4-Fluoroselegiline

Clinical data
- Other names: Chinoin-175; Fludepryl; SR-96516-A; p-Fluoro-L-deprenyl

Identifiers
- IUPAC name (2R)-1-(4-Fluorophenyl)-N-methyl-N-prop-2-ynylpropan-2-amine;
- CAS Number: 103596-33-4;
- PubChem CID: 9794264;
- ChemSpider: 7970031;
- UNII: 6U6PT7CR42;

Chemical and physical data
- Formula: C_{13}H_{16}FN
- Molar mass: 205.276 g·mol^{−1}
- 3D model (JSmol): Interactive image;
- Density: 1.024 ± 0.06 g/cm^{3} ^{[citation needed]}
- SMILES C[C@H](CC1=CC=C(C=C1)F)N(C)CC#C;
- InChI InChI=1S/C13H16FN/c1-4-9-15(3)11(2)10-12-5-7-13(14)8-6-12/h1,5-8,11H,9-10H2,2-3H3/t11-/m1/s1; Key:MUDUXRHPVDVWHU-LLVKDONJSA-N;

= 4-Fluoroselegiline =

Chemical compound

4-Fluoroselegiline, or p-fluoro-L-deprenyl, is a substituted amphetamine designer drug. It is the enantiopure L- enantiomer of 4-fluorodeprenyl and the 4-fluorinated derivative of selegiline (L-deprenyl).

==Pharmacology==
===Pharmacodynamics===
4-Fluoroselegiline is a selective and irreversible inhibitor of monoamine oxidase B and monoaminergic activity enhancer.
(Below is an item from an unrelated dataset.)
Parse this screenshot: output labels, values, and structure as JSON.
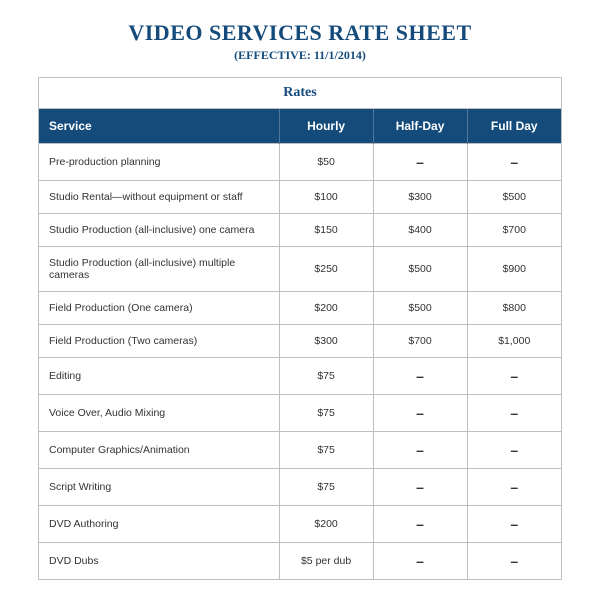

A radiolabelled derivative incorporating ^{18}F is used to study MAO-B inhibition in both in vivo and in vitro experiments.

===Pharmacokinetics===
4-Fluorodeprenyl is metabolized to 4-fluoromethamphetamine and 4-fluoroamphetamine, both of which are active. The levels of substituted amphetamine metabolites in the brain is three times higher following 4-fluoroselegiline administration compared to an equivalent dose of selegiline.

==Society and culture==
===Names===
Synonyms of 4-fluoroselegiline or 4-fluorodeprenyl (the racemic form) include Chinoin-175, Fludepryl, and SR-96516-A.